Dans une première session en quatuor, datée de 1992, Black Ballads, il a certes un peu délaissé la fougue des années d’insurrection, mais c’est pour se dévouer plus que jamais à l'expression d'un spleen coruscant, débordant de force et de suavité. Frissons garantis. Sans doute la présence du délicat pianiste Horace Parlan est-elle pour quelque chose dans ce climat d'infinie tendresse qui caractérise l'ensemble des prises. Toujours est-il qu'on baigne ici dans une volupté presque websterienne, ponctuée d'envolées lyriques que le cher et regretté Coltrane n'aurait pas désavouées. On trouve ici quelques belles et nostalgiques compositions personnelles (I Know About Life, Deja Vu) alternant avec de grands classiques qu'on redécouvre sous un jour somptueux (Georgia On My Mind, Embraceable You, Smoke Gets In Your Eyes, How Deep Is The Ocean, Ain't Misbehavin').
Un vrai moment de grâce…


Amoureusement remastérisées en 2012 par Tetsuo Hara pour Venus Records, Blue Ballads et True Ballads datant de 1995 et 1996 confirment l’illumination. Sur des standards éprouvés, il brode ici des mélopées languides, à la beauté extrêmement pénétrante, non dénuées d’un swing débordant de générosité (Blue and Sentimental de Count Basie ou bien les très latinos If I Should Lose You, Nature Boy). De la période free, il reste certes quelques couacs sublimes et savants dérapages dans les aigus, et certains pourront même trouver qu'il abuse un peu du procédé, mais personne ne niera qu'il reprend toujours la situation en main avec brio. Au surplus, il est encadré une fois encore par un pianiste en état de grâce, ici John Hicks, et une excellente section rythmique (George Mrasz à la contrebasse et Idris Muhammad à la batterie). Au sax, le style erratique aux sonorités bien rondes et puissantes de Shepp trouve ici sa plénitude, dans une atmosphère black and blue, idéalement magnifiée par les photos de jaquette empreintes d’une lasciveté troublante. Parfois il se met à chanter, et c'est également profond et très convaincant (More than you know, ou l'extatique Alone Together). De savoureux moments assurément…

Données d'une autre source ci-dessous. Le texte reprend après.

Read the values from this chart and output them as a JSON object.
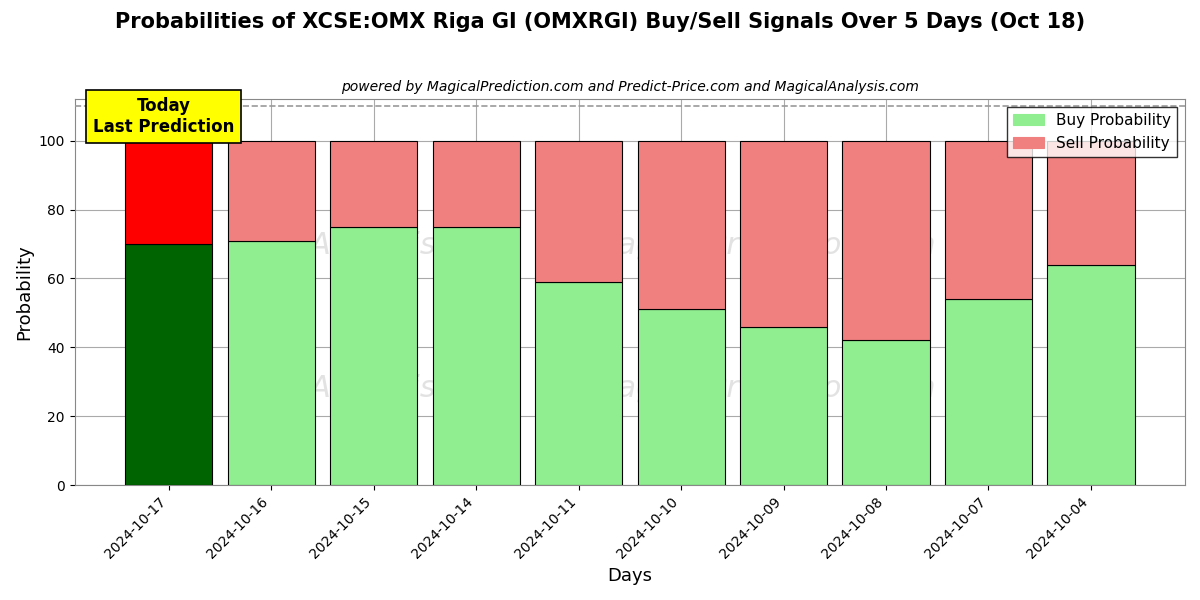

Enfin, True Blue, enregistré en 1998 est une vraie apothéose. Totalement investi dans son odyssée musicale, Shepp livre des soli incandescents marquant sans nul doute d’une pierre blanche l’histoire du jazz. Il puise son inspiration de manière très éclectique et on retient particulièrement les lamentations déchirantes inspirées de Coltrane (Lonnie’s lament), le feeling à fleur de peau qui sourd d’un air de Cole Porter (Everytime We Say Goodbye) ou de Lawrence et Altman (All Or Nothing At All), la moelleuse pulsation d’une tendre ballade empruntée à J. Styne (Time After Time), la douce nostalgie d’une chanson de Trénet (Que reste-t-il de nos amours) et l’abandon dans la suavité d’une délicieuse composition de Billy Eckstine (I Want To Talk About You). Tous ces instants qui s’étirent voluptueusement en vous filant d’ineffables frissons sont tout simplement magiques. La formation qui entoure le saxophoniste est idéale. John Hicks s’y révèle plus que jamais un pianiste particulièrement sensible et la section rythmique est parfaitement dans le groove (George Mrasz à la contrebasse, Billy Drummond à la batterie). Un must, superbement mis en valeur par le parfait remixage effectué par les studios japonais Venus.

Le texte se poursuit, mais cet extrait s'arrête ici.